Eons, or perhaps years later, we cut to the life of a young girl Casey (relative newcomer Britt Robertson), whose upbeat personality and optimism is the key to face off against the doomsday probability machine. After finding a pin that brings her to that pocket dimension, she vows to find out more about that strange, forgetten and mysterious world. Her path crosses with the now older and embittered Frank (George Clooney), and a robot futurist scout, Athena (Raffey Cassidy, who plays the role pretty much as a human, without any of the 1950s robotic tropes, such as awkward robot mannerisms to robot vocal chords).
Make no mistake, the sights and sounds of the alternate dimension depicted in the film are phenomenal, much like a theme park ride funded by a global mega-corporation with a smiley face (in this case, a hat with two comic mouse ears). Cynicism aside, it’s hard not to enjoy getting swept up by its pleasant visage and visual action that follows.
Stand-out moments include a literal flight of fancy across Paris, anything involving robots, an exposition bit starring one half of comedic duo Key & Peele, and anything involving the pocket dimension’s outdoors, wheat field and all.
Sci-fi fans with a fascination towards ray guns and retro art-deco future tools of destruction/creation will feel warm and fuzzy all inside, seeing key scenes made because,”Hey, let’s show off all these wondrous gadgets in these context-establishing scenes, because we have a Disney budget.” And if you love your main characters with a good mix of enthusiasm and angst, the duo of Casey and Frank, alongside Athena play off each other very well.

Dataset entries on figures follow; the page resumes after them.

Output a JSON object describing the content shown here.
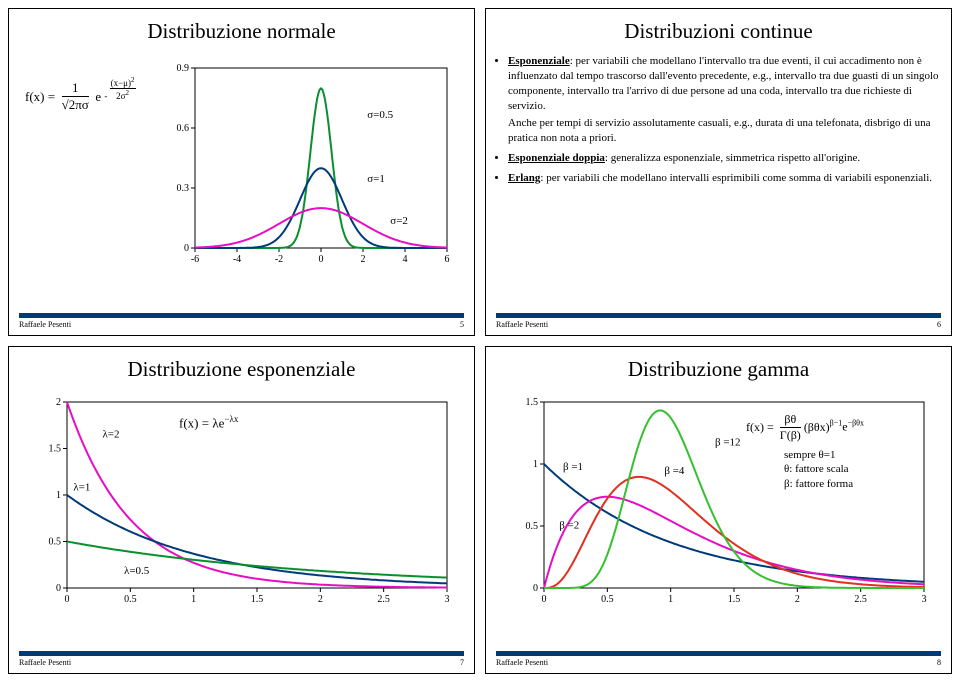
{
  "slides": {
    "s1": {
      "title": "Distribuzione normale",
      "footer_author": "Raffaele Pesenti",
      "page_no": "5",
      "formula": "f(x) = (1 / √(2π)σ) · e^(-(x-μ)² / 2σ²)",
      "chart": {
        "xlim": [
          -6,
          6
        ],
        "ylim": [
          0,
          0.9
        ],
        "xticks": [
          -6,
          -4,
          -2,
          0,
          2,
          4,
          6
        ],
        "yticks": [
          0,
          0.3,
          0.6,
          0.9
        ],
        "curves": [
          {
            "label": "σ=0.5",
            "sigma": 0.5,
            "color": "#0a8f2f"
          },
          {
            "label": "σ=1",
            "sigma": 1.0,
            "color": "#003a7a"
          },
          {
            "label": "σ=2",
            "sigma": 2.0,
            "color": "#e60ec4"
          }
        ],
        "label_positions": {
          "σ=0.5": [
            2.2,
            0.65
          ],
          "σ=1": [
            2.2,
            0.33
          ],
          "σ=2": [
            3.3,
            0.12
          ]
        },
        "grid_color": "#000",
        "line_width": 2,
        "font_size": 10
      }
    },
    "s2": {
      "title": "Distribuzioni continue",
      "footer_author": "Raffaele Pesenti",
      "page_no": "6",
      "bullet1_lead": "Esponenziale",
      "bullet1_text": ": per variabili che modellano l'intervallo tra due eventi, il cui accadimento non è influenzato dal tempo trascorso dall'evento precedente, e.g., intervallo tra due guasti di un singolo componente, intervallo tra l'arrivo di due persone ad una coda, intervallo tra due richieste di servizio.",
      "bullet1_sub": "Anche per tempi di servizio assolutamente casuali, e.g., durata di una telefonata, disbrigo di una pratica non nota a priori.",
      "bullet2_lead": "Esponenziale doppia",
      "bullet2_text": ": generalizza esponenziale, simmetrica rispetto all'origine.",
      "bullet3_lead": "Erlang",
      "bullet3_text": ": per variabili che modellano intervalli esprimibili come somma di variabili esponenziali."
    },
    "s3": {
      "title": "Distribuzione esponenziale",
      "footer_author": "Raffaele Pesenti",
      "page_no": "7",
      "formula": "f(x) = λe^(-λx)",
      "chart": {
        "xlim": [
          0,
          3
        ],
        "ylim": [
          0,
          2
        ],
        "xticks": [
          0,
          0.5,
          1,
          1.5,
          2,
          2.5,
          3
        ],
        "yticks": [
          0,
          0.5,
          1,
          1.5,
          2
        ],
        "curves": [
          {
            "label": "λ=2",
            "lambda": 2.0,
            "color": "#e60ec4"
          },
          {
            "label": "λ=1",
            "lambda": 1.0,
            "color": "#003a7a"
          },
          {
            "label": "λ=0.5",
            "lambda": 0.5,
            "color": "#0a8f2f"
          }
        ],
        "label_positions": {
          "λ=2": [
            0.28,
            1.62
          ],
          "λ=1": [
            0.05,
            1.05
          ],
          "λ=0.5": [
            0.45,
            0.15
          ]
        },
        "grid_color": "#000",
        "line_width": 2,
        "font_size": 10
      }
    },
    "s4": {
      "title": "Distribuzione gamma",
      "footer_author": "Raffaele Pesenti",
      "page_no": "8",
      "formula": "f(x) = (βθ / Γ(β)) (βθx)^(β-1) e^(-βθx)",
      "note1": "sempre θ=1",
      "note2": "θ: fattore scala",
      "note3": "β: fattore forma",
      "chart": {
        "xlim": [
          0,
          3
        ],
        "ylim": [
          0,
          1.5
        ],
        "xticks": [
          0,
          0.5,
          1,
          1.5,
          2,
          2.5,
          3
        ],
        "yticks": [
          0,
          0.5,
          1,
          1.5
        ],
        "curves": [
          {
            "label": "β =1",
            "beta": 1,
            "color": "#003a7a"
          },
          {
            "label": "β =2",
            "beta": 2,
            "color": "#e60ec4"
          },
          {
            "label": "β =4",
            "beta": 4,
            "color": "#e03020"
          },
          {
            "label": "β =12",
            "beta": 12,
            "color": "#35c030"
          }
        ],
        "label_positions": {
          "β =1": [
            0.15,
            0.95
          ],
          "β =2": [
            0.12,
            0.48
          ],
          "β =4": [
            0.95,
            0.92
          ],
          "β =12": [
            1.35,
            1.15
          ]
        },
        "grid_color": "#000",
        "line_width": 2,
        "font_size": 10
      }
    }
  }
}
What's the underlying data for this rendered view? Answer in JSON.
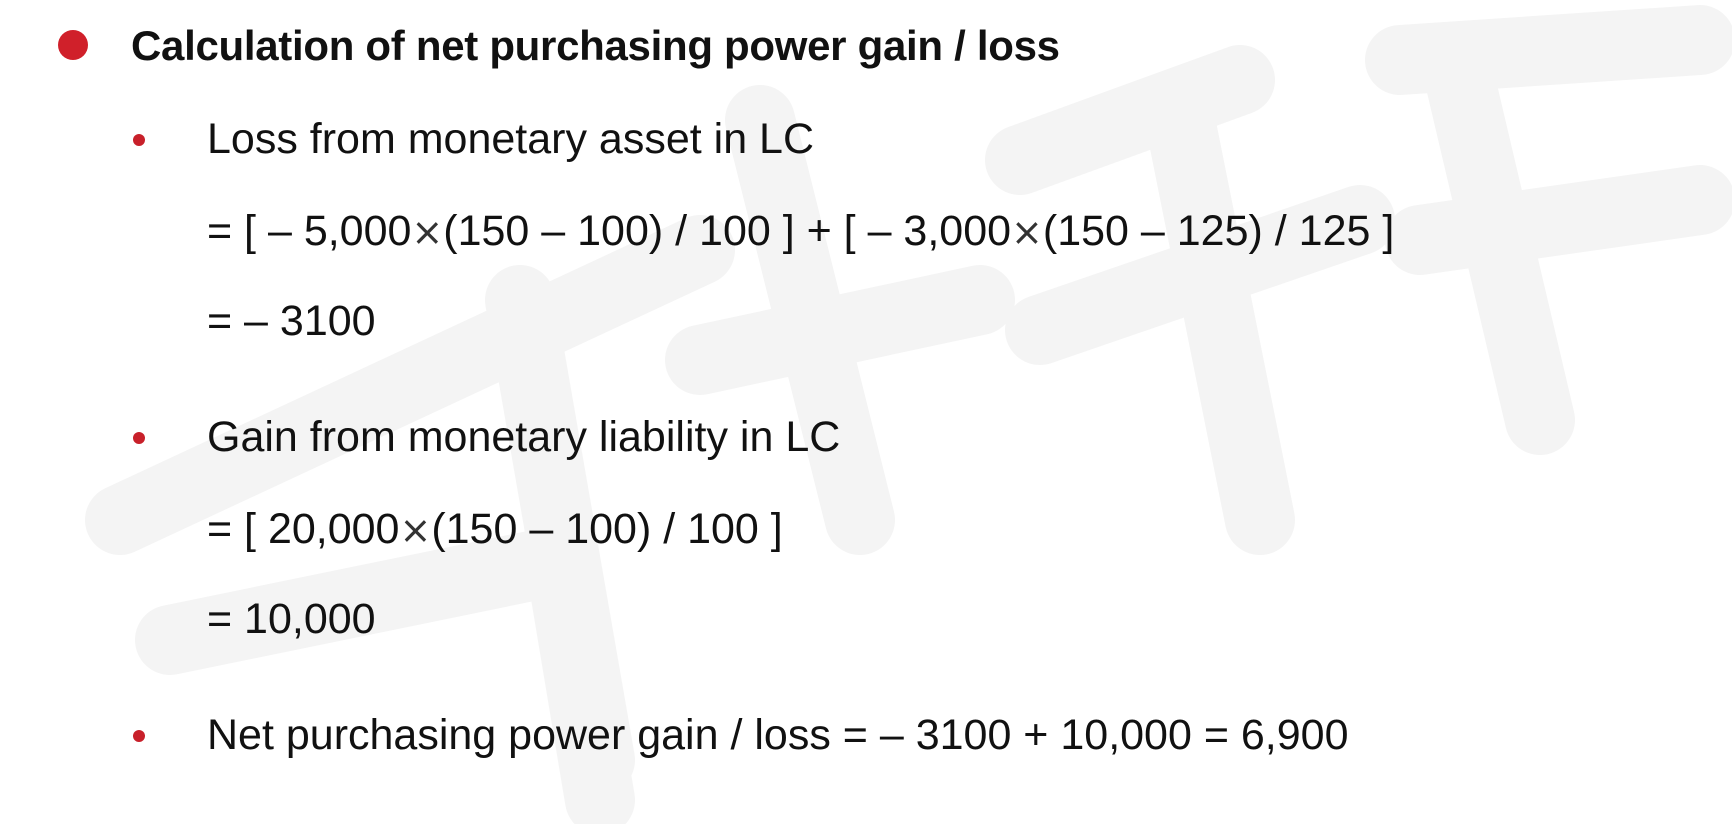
{
  "heading": "Calculation of net purchasing power gain / loss",
  "items": [
    {
      "label": "Loss from monetary asset in LC",
      "formula_parts": [
        "= [ – 5,000",
        "(150 – 100) / 100 ] + [ – 3,000",
        "(150 – 125) / 125 ]"
      ],
      "result": "= – 3100"
    },
    {
      "label": "Gain from monetary liability in LC",
      "formula_parts": [
        "= [ 20,000",
        "(150 – 100) / 100 ]"
      ],
      "result": "= 10,000"
    },
    {
      "label": "Net purchasing power gain / loss = – 3100 + 10,000 = 6,900"
    }
  ],
  "symbols": {
    "times": "×"
  },
  "colors": {
    "bullet": "#d0202a",
    "text": "#111111"
  }
}
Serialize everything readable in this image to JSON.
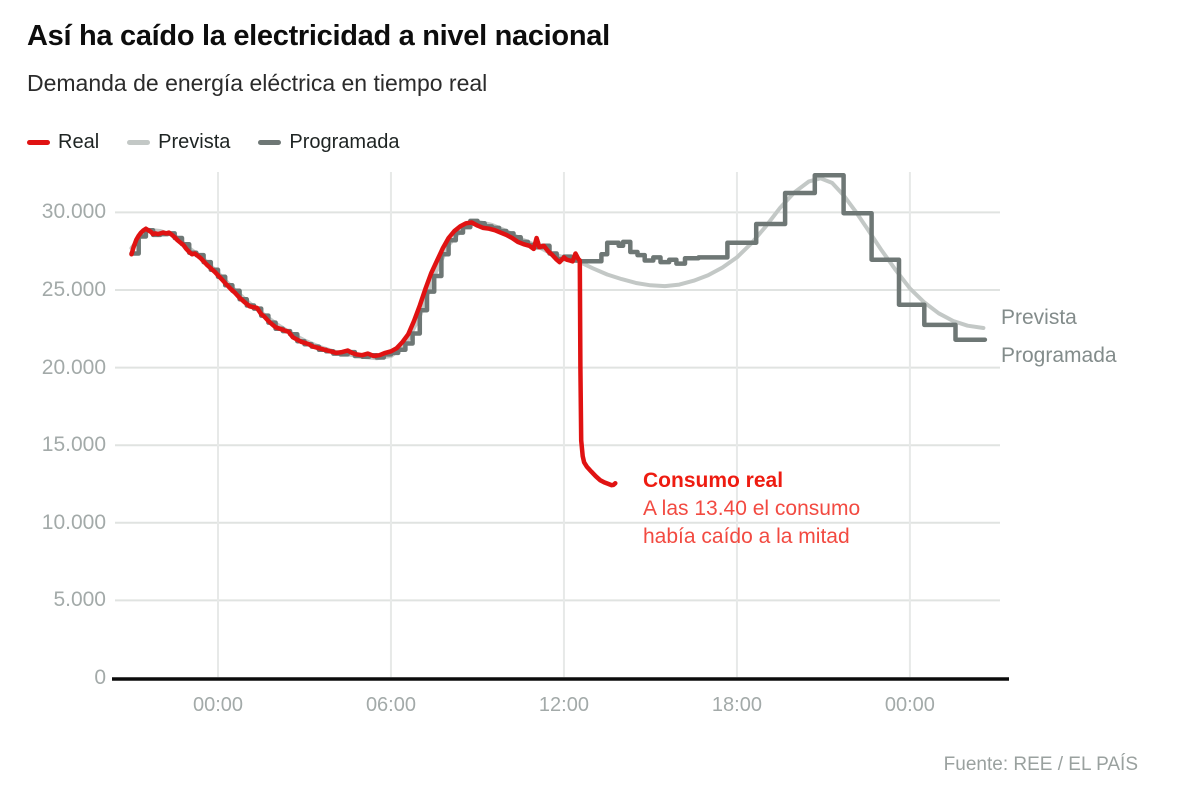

But the film’s ultimate disconnect with the audience likes with Lindelof’s poor scripting, and Bird should have known better. Tomorrowland is basically an all-ages, end-of-the-world film crafted by the duo that does not deliver a satisfying conclusion. The film goes all hard and fast on the first and second act, but falls back to a flaccid third-act, despite actually having a good villain monologue that challenges the perception of the heroes.
The first two-thirds of the film is a great mish-mash of light techno-conspiracy thriller, mixed with Men in Black and a healthy dose of Philip K. Dick’s written work. But the ending gets bogged down by a level of sermonizing that focuses too much on hope and despair.
Without treading further into spoiler territory, I would say that the third act drastically switches the spotlight and moment of closure to the wrong character. While this does not kill the film’s mood, it does leave a sour impression.
There was a line blurted out by Frank early on in the film, when Casey was being her optimistic and inquisitive self, who asked, “Do I have to explain everything?” Tomorrowland should have heeded its own advice at the end.